OpenAI's GPT-5.6 Sol beats Claude on coding benchmarks — but it's locked to US-approved partners for now

June 27, 2026

OpenAI released its GPT-5.6 family of models on Saturday, but most developers won’t get access anytime soon. The company is holding back public availability while it complies with US government requirements that limit the initial rollout to a small group of “trusted partners.”

The lineup comes in three tiers. Sol is the flagship — $5 per million input tokens and $30 per million output tokens. Terra sits in the middle at $2.50 and $15. Luna, built for speed and cost, costs $1 and $6 at the same volumes. OpenAI also improved its prompt caching system, making repeated tokens cheaper and more predictable.

On the benchmarks, Sol delivered the strongest results. It scored 88.8% on Terminal-Bench 2.1 in standard mode, edging past Claude Mythos 5 at 88.0%. With the new Ultra mode — which uses sub-agents to break down complex tasks — Sol hit 91.9%. OpenAI also introduced a Max reasoning intensity setting that lets users trade compute for deeper analysis on hard problems.

Model	Input ($/1M tokens)	Output ($/1M tokens)	Terminal-Bench 2.1
Sol	5.00	30.00	88.8% (91.9% Ultra)
Terra	2.50	15.00	—
Luna	1.00	6.00	—

GPT-5.6 Sol benchmark performance

The improvements go beyond coding. On GeneBench v1, a biology benchmark, Sol used fewer tokens than GPT-5.5 while returning better results. For researchers running large-scale bioinformatics workloads, that translates into a meaningful efficiency gain.

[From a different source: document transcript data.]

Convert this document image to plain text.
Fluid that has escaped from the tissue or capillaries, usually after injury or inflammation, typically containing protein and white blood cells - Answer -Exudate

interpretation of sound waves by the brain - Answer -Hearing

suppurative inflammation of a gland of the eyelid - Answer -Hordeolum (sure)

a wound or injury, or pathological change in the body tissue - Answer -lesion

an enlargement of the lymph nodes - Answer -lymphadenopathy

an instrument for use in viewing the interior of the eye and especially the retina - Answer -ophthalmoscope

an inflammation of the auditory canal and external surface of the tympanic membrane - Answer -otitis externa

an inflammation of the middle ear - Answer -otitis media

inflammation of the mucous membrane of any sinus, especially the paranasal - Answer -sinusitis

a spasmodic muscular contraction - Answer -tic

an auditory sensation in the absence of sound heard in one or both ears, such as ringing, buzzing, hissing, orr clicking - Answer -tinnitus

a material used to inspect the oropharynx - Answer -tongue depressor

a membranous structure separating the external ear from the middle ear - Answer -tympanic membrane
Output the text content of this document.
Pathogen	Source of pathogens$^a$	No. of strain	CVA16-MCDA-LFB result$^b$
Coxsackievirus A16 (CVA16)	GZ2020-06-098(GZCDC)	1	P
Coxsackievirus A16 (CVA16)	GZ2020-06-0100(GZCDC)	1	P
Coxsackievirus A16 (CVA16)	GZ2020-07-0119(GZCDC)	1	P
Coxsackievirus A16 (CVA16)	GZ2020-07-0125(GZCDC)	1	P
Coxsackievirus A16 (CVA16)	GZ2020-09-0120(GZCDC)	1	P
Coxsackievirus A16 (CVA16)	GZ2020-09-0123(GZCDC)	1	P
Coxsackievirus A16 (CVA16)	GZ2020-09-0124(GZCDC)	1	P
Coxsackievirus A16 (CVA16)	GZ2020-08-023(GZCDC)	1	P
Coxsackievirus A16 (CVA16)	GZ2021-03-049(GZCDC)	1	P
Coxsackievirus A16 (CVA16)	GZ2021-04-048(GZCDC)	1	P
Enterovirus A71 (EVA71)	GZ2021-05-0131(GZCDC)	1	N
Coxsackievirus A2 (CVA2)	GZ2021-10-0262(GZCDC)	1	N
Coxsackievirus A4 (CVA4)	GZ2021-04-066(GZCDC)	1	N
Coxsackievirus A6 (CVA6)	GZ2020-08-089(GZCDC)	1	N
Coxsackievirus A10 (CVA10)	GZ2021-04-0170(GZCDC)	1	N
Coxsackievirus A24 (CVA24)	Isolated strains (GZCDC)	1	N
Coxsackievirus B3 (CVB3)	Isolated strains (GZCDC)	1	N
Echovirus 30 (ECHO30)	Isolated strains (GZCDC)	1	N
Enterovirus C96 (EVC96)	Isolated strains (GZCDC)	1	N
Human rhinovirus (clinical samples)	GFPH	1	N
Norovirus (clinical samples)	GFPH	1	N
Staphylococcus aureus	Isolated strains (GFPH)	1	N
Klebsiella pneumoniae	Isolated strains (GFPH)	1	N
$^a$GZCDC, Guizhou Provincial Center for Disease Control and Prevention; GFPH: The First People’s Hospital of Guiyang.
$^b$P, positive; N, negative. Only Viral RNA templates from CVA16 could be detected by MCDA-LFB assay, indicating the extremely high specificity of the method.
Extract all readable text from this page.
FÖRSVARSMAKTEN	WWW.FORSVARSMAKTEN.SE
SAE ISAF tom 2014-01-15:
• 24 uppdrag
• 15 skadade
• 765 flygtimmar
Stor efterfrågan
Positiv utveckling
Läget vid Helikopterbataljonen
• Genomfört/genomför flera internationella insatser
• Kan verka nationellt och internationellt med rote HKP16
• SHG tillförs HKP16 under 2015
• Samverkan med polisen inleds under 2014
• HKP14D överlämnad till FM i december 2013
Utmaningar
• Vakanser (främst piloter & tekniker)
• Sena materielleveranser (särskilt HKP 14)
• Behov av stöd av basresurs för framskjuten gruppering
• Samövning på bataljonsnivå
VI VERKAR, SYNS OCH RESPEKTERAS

In cybersecurity, the model showed real gains on long-chain security tasks. On ExploitBench, Sol produced results close to Mythos Preview while using roughly a third of the output tokens. That’s a useful improvement for vulnerability researchers working through multi-step exploits.

Security benchmark comparison

Safety is handled through a layered system. Each model includes built-in refusal mechanisms, a real-time classifier on generated output, account-level risk screening, differential access controls, monitoring, and enforcement. When the system detects a high-risk situation, it pauses generation and passes the content to a larger reasoning model for review. If a violation is confirmed, the content is blocked before the user sees it.

Safety architecture diagram

OpenAI said it plans to make GPT-5.6 Sol, Terra, and Luna publicly available in the coming weeks. Separately, Sol will land on Cerebras hardware in July, where it will run at up to 750 tokens per second. That deployment will start with a limited set of customers.